Plant pathology (also phytopathology) is the scientific study of diseases in plants caused by pathogens (infectious organisms) and environmental conditions (physiological factors).[1] Organisms that cause infectious disease include fungi, oomycetes, bacteria, viruses, viroids, virus-like organisms, phytoplasmas, protozoa, nematodes and parasitic plants. Not included are ectoparasites like insects, mites, vertebrate, or other pests that affect plant health by consumption of plant tissues. Plant pathology also involves the study of pathogen identification, disease etiology, disease cycles, economic impact, plant disease epidemiology, plant disease resistance, how plant diseases affect humans and animals, pathosystem genetics, and management of plant diseases.

Overview

Control of plant diseases is crucial to the reliable production of food, and it provides significant reductions in agricultural use of land, water, fuel and other inputs. Plants in both natural and cultivated populations carry inherent disease resistance, but there are numerous examples of devastating plant disease impacts such as Irish potato famine and chestnut blight, as well as recurrent severe plant diseases like rice blast, soybean cyst nematode, and citrus canker. However, disease control is reasonably successful for most crops. Disease control is achieved by use of plants that have been bred for good resistance to many diseases, and by plant cultivation approaches such as crop rotation, use of pathogen-free seed, appropriate planting date and plant density, control of field moisture, and pesticide use. Across large regions and many crop species, it is estimated that diseases typically reduce plant yields by 10% every year in more developed settings, but yield loss to diseases often exceeds 20% in less developed settings. Continuing advances in the science of plant pathology are needed to improve disease control, and to keep up with changes in disease pressure caused by the ongoing evolution and movement of plant pathogens and by changes in agricultural practices. Plant diseases cause major economic losses for farmers worldwide. The Food and Agriculture Organization estimates indeed that pests and diseases are responsible for about 25% of crop loss.
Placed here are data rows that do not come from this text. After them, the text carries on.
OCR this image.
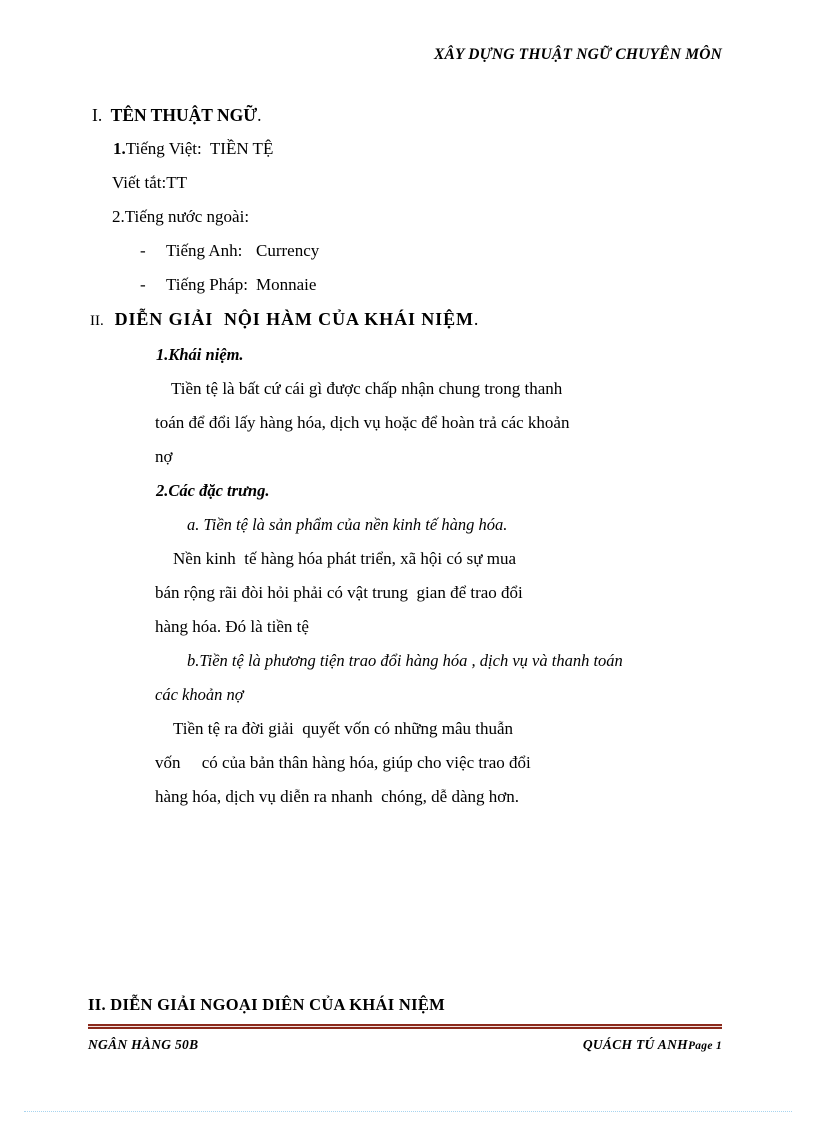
XÂY DỰNG THUẬT NGỮ CHUYÊN MÔN
I. TÊN THUẬT NGỮ.
1.Tiếng Việt:  TIỀN TỆ
Viết tắt:TT
2.Tiếng nước ngoài:
- Tiếng Anh: Currency
- Tiếng Pháp: Monnaie
II. DIỄN GIẢI  NỘI HÀM CỦA KHÁI NIỆM.
1.Khái niệm.
Tiền tệ là bất cứ cái gì được chấp nhận chung trong thanh
toán để đổi lấy hàng hóa, dịch vụ hoặc để hoàn trả các khoản
nợ
2.Các đặc trưng.
a. Tiền tệ là sản phẩm của nền kinh tế hàng hóa.
Nền kinh  tế hàng hóa phát triển, xã hội có sự mua
bán rộng rãi đòi hỏi phải có vật trung  gian để trao đổi
hàng hóa. Đó là tiền tệ
b.Tiền tệ là phương tiện trao đổi hàng hóa , dịch vụ và thanh toán
các khoản nợ
Tiền tệ ra đời giải  quyết vốn có những mâu thuẫn
vốn     có của bản thân hàng hóa, giúp cho việc trao đổi
hàng hóa, dịch vụ diễn ra nhanh  chóng, dễ dàng hơn.
II. DIỄN GIẢI NGOẠI DIÊN CỦA KHÁI NIỆM
NGÂN HÀNG 50B	QUÁCH TÚ ANHPage 1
To solve this issue, new methods are needed to detect diseases and pests early, such as novel sensors that detect plant odours and spectroscopy and biophotonics that are able to diagnose plant health and metabolism.[2]

Plant pathogens

Powdery mildew, a biotrophic fungus

Fungi

Most phytopathogenic fungi belong to the Ascomycetes and the Basidiomycetes. The fungi reproduce both sexually and asexually via the production of spores and other structures. Spores may be spread long distances by air or water, or they may be soilborne. Many soil inhabiting fungi are capable of living saprotrophically, carrying out the part of their life cycle in the soil. These are facultative saprotrophs. Fungal diseases may be controlled through the use of fungicides and other agriculture practices. However, new races of fungi often evolve that are resistant to various fungicides. Biotrophic fungal pathogens colonize living plant tissue and obtain nutrients from living host cells. Necrotrophic fungal pathogens infect and kill host tissue and extract nutrients from the dead host cells. Significant fungal plant pathogens include:[citation needed]
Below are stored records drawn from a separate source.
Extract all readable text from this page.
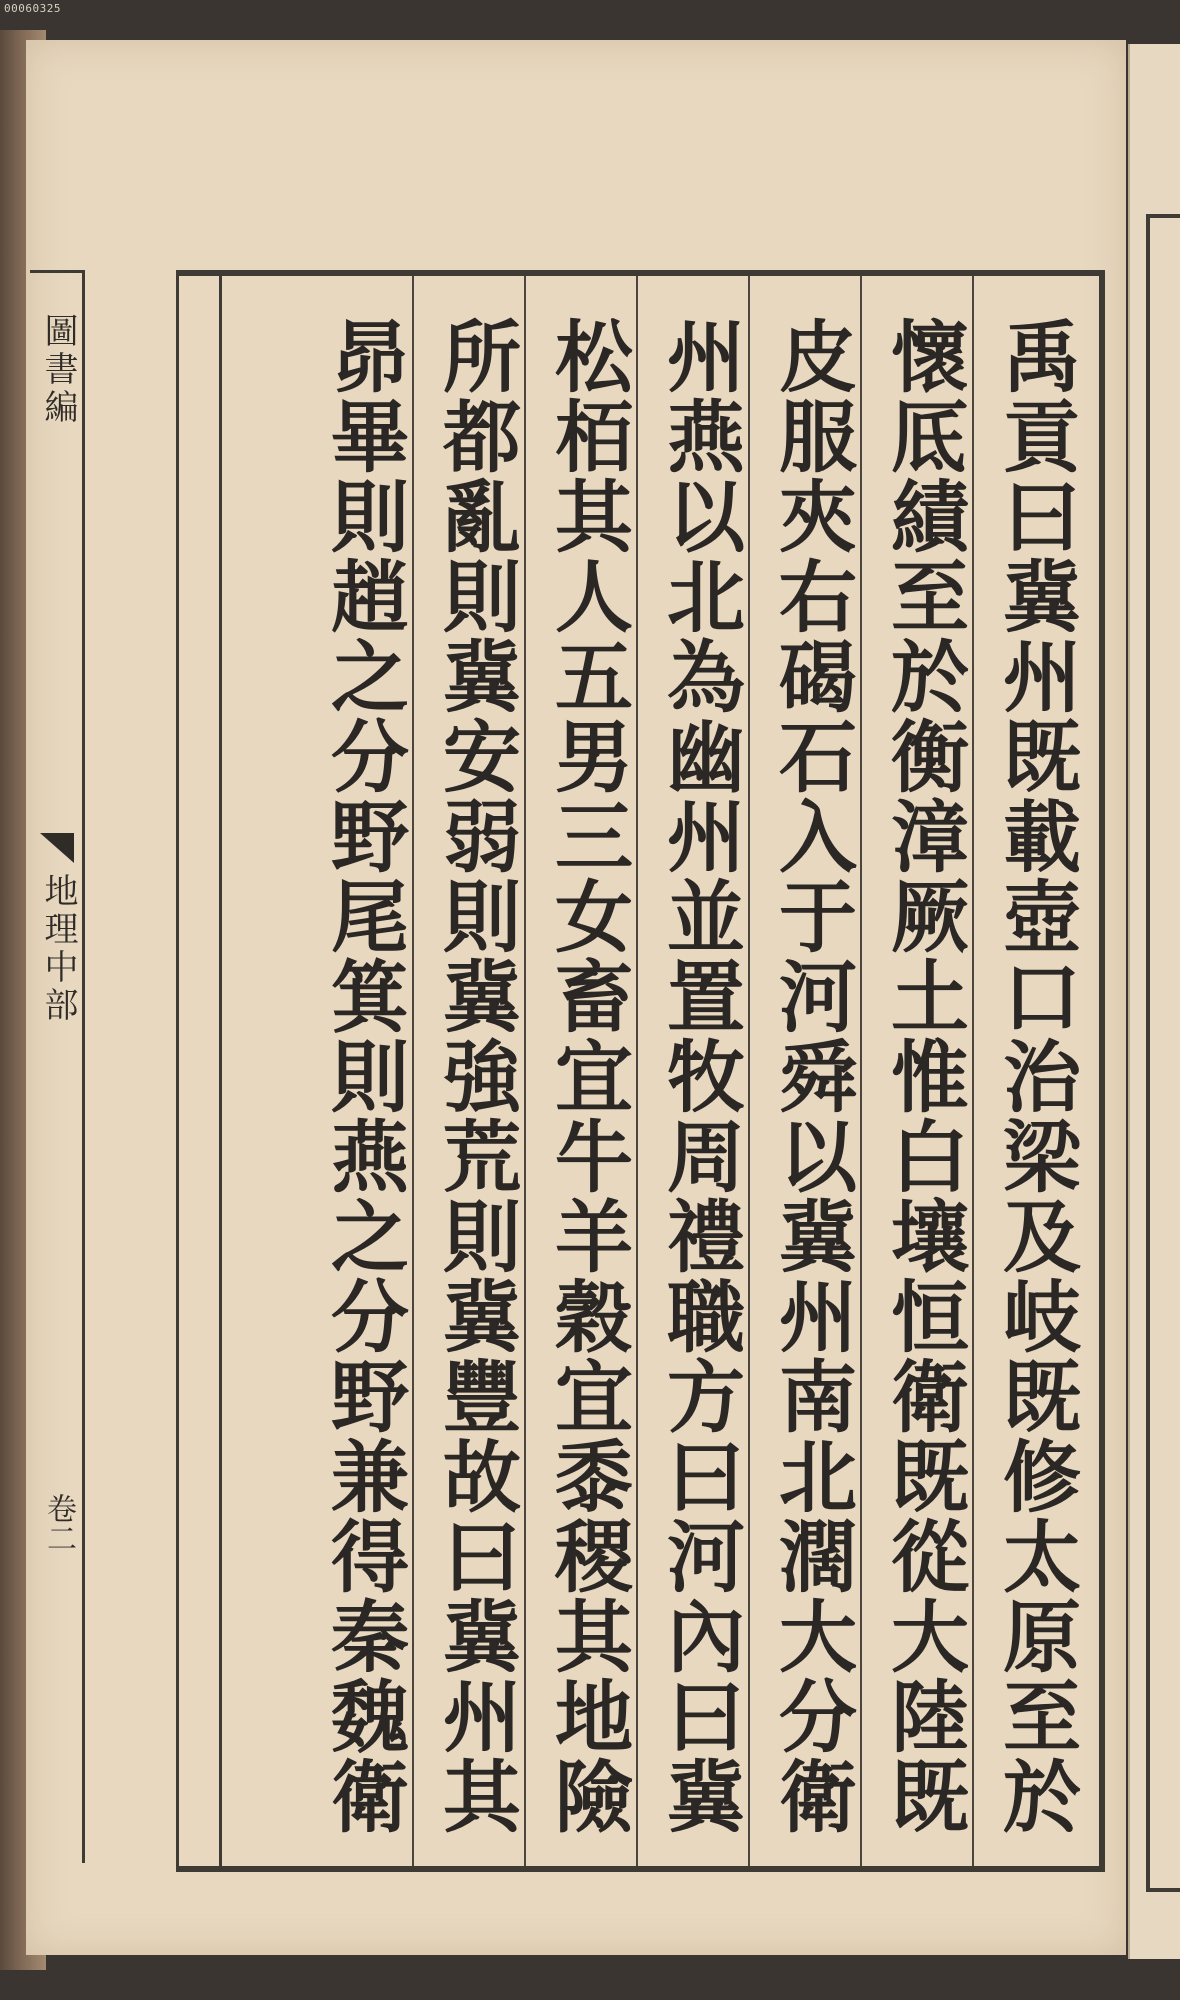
00060325
圖書編
地理中部
卷二
禹貢曰冀州既載壺口治梁及岐既修太原至於
懷厎績至於衡漳厥土惟白壤恒衛既從大陸既
皮服夾右碣石入于河舜以冀州南北濶大分衛
州燕以北為幽州並置牧周禮職方曰河內曰冀
松栢其人五男三女畜宜牛羊穀宜黍稷其地險
所都亂則冀安弱則冀強荒則冀豐故曰冀州其
昴畢則趙之分野尾箕則燕之分野兼得秦魏衛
Rice blast, caused by a necrotrophic fungus

Ascomycetes

Basidiomycetes

Fungus-like organisms

Oomycetes

The oomycetes are fungus-like organisms.[3] They include some of the most destructive plant pathogens including the genus Phytophthora, which includes the causal agents of potato late blight[3] and sudden oak death.[4][5] Particular species of oomycetes are responsible for root rot.
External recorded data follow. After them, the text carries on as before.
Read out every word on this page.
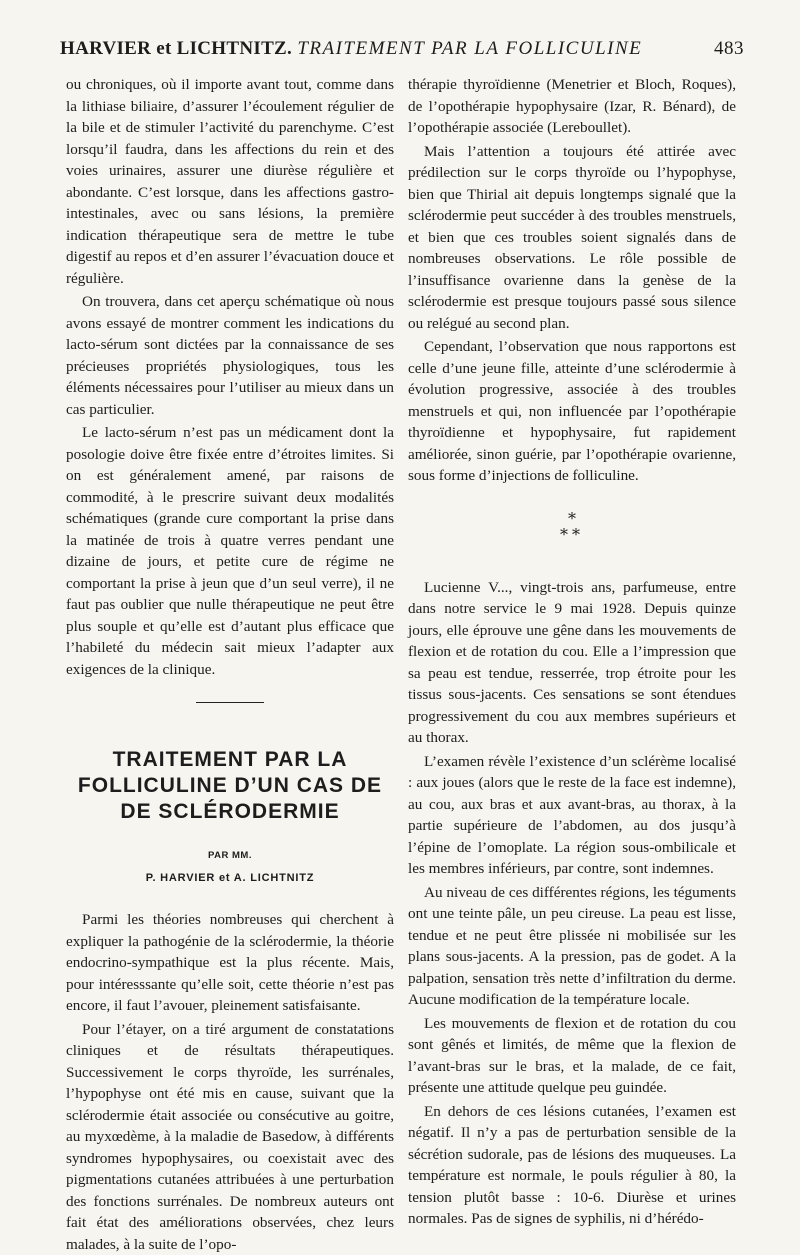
HARVIER et LICHTNITZ. TRAITEMENT PAR LA FOLLICULINE	483

ou chroniques, où il importe avant tout, comme dans la lithiase biliaire, d’assurer l’écoulement régulier de la bile et de stimuler l’activité du parenchyme. C’est lorsqu’il faudra, dans les affections du rein et des voies urinaires, assurer une diurèse régulière et abondante. C’est lorsque, dans les affections gastro-intestinales, avec ou sans lésions, la première indication thérapeutique sera de mettre le tube digestif au repos et d’en assurer l’évacuation douce et régulière.

On trouvera, dans cet aperçu schématique où nous avons essayé de montrer comment les indications du lacto-sérum sont dictées par la connaissance de ses précieuses propriétés physiologiques, tous les éléments nécessaires pour l’utiliser au mieux dans un cas particulier.

Le lacto-sérum n’est pas un médicament dont la posologie doive être fixée entre d’étroites limites. Si on est généralement amené, par raisons de commodité, à le prescrire suivant deux modalités schématiques (grande cure comportant la prise dans la matinée de trois à quatre verres pendant une dizaine de jours, et petite cure de régime ne comportant la prise à jeun que d’un seul verre), il ne faut pas oublier que nulle thérapeutique ne peut être plus souple et qu’elle est d’autant plus efficace que l’habileté du médecin sait mieux l’adapter aux exigences de la clinique.

TRAITEMENT PAR LA FOLLICULINE D’UN CAS DE DE SCLÉRODERMIE
PAR MM.
P. HARVIER et A. LICHTNITZ

Parmi les théories nombreuses qui cherchent à expliquer la pathogénie de la sclérodermie, la théorie endocrino-sympathique est la plus récente. Mais, pour intéresssante qu’elle soit, cette théorie n’est pas encore, il faut l’avouer, pleinement satisfaisante.

Pour l’étayer, on a tiré argument de constatations cliniques et de résultats thérapeutiques. Successivement le corps thyroïde, les surrénales, l’hypophyse ont été mis en cause, suivant que la sclérodermie était associée ou consécutive au goitre, au myxœdème, à la maladie de Basedow, à différents syndromes hypophysaires, ou coexistait avec des pigmentations cutanées attribuées à une perturbation des fonctions surrénales. De nombreux auteurs ont fait état des améliorations observées, chez leurs malades, à la suite de l’opo-

thérapie thyroïdienne (Menetrier et Bloch, Roques), de l’opothérapie hypophysaire (Izar, R. Bénard), de l’opothérapie associée (Lereboullet).

Mais l’attention a toujours été attirée avec prédilection sur le corps thyroïde ou l’hypophyse, bien que Thirial ait depuis longtemps signalé que la sclérodermie peut succéder à des troubles menstruels, et bien que ces troubles soient signalés dans de nombreuses observations. Le rôle possible de l’insuffisance ovarienne dans la genèse de la sclérodermie est presque toujours passé sous silence ou relégué au second plan.

Cependant, l’observation que nous rapportons est celle d’une jeune fille, atteinte d’une sclérodermie à évolution progressive, associée à des troubles menstruels et qui, non influencée par l’opothérapie thyroïdienne et hypophysaire, fut rapidement améliorée, sinon guérie, par l’opothérapie ovarienne, sous forme d’injections de folliculine.

*
**

Lucienne V..., vingt-trois ans, parfumeuse, entre dans notre service le 9 mai 1928. Depuis quinze jours, elle éprouve une gêne dans les mouvements de flexion et de rotation du cou. Elle a l’impression que sa peau est tendue, resserrée, trop étroite pour les tissus sous-jacents. Ces sensations se sont étendues progressivement du cou aux membres supérieurs et au thorax.

L’examen révèle l’existence d’un sclérème localisé : aux joues (alors que le reste de la face est indemne), au cou, aux bras et aux avant-bras, au thorax, à la partie supérieure de l’abdomen, au dos jusqu’à l’épine de l’omoplate. La région sous-ombilicale et les membres inférieurs, par contre, sont indemnes.

Au niveau de ces différentes régions, les téguments ont une teinte pâle, un peu cireuse. La peau est lisse, tendue et ne peut être plissée ni mobilisée sur les plans sous-jacents. A la pression, pas de godet. A la palpation, sensation très nette d’infiltration du derme. Aucune modification de la température locale.

Les mouvements de flexion et de rotation du cou sont gênés et limités, de même que la flexion de l’avant-bras sur le bras, et la malade, de ce fait, présente une attitude quelque peu guindée.

En dehors de ces lésions cutanées, l’examen est négatif. Il n’y a pas de perturbation sensible de la sécrétion sudorale, pas de lésions des muqueuses. La température est normale, le pouls régulier à 80, la tension plutôt basse : 10-6. Diurèse et urines normales. Pas de signes de syphilis, ni d’hérédo-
Despite not being closely related to the fungi, the oomycetes have developed similar infection strategies. Oomycetes are capable of using effector proteins to turn off a plant's defenses in its infection process.[6] Plant pathologists commonly group them with fungal pathogens.

Significant oomycete plant pathogens include:

Phytomyxea

Some slime molds in Phytomyxea cause important diseases, including club root in cabbage and its relatives and powdery scab in potatoes. These are caused by species of Plasmodiophora and Spongospora, respectively.

Bacteria

Crown gall disease caused by Agrobacterium

Most bacteria that are associated with plants are actually saprotrophic and do no harm to the plant itself. However, a small number, around 100 known species, are able to cause disease.[7] Bacterial diseases are much more prevalent in subtropical and tropical regions of the world.

Most plant pathogenic bacteria are rod-shaped (bacilli). In order to be able to colonize the plant they have specific pathogenicity factors. Five main types of bacterial pathogenicity factors are known: uses of cell wall–degrading enzymes, toxins, effector proteins, phytohormones and exopolysaccharides.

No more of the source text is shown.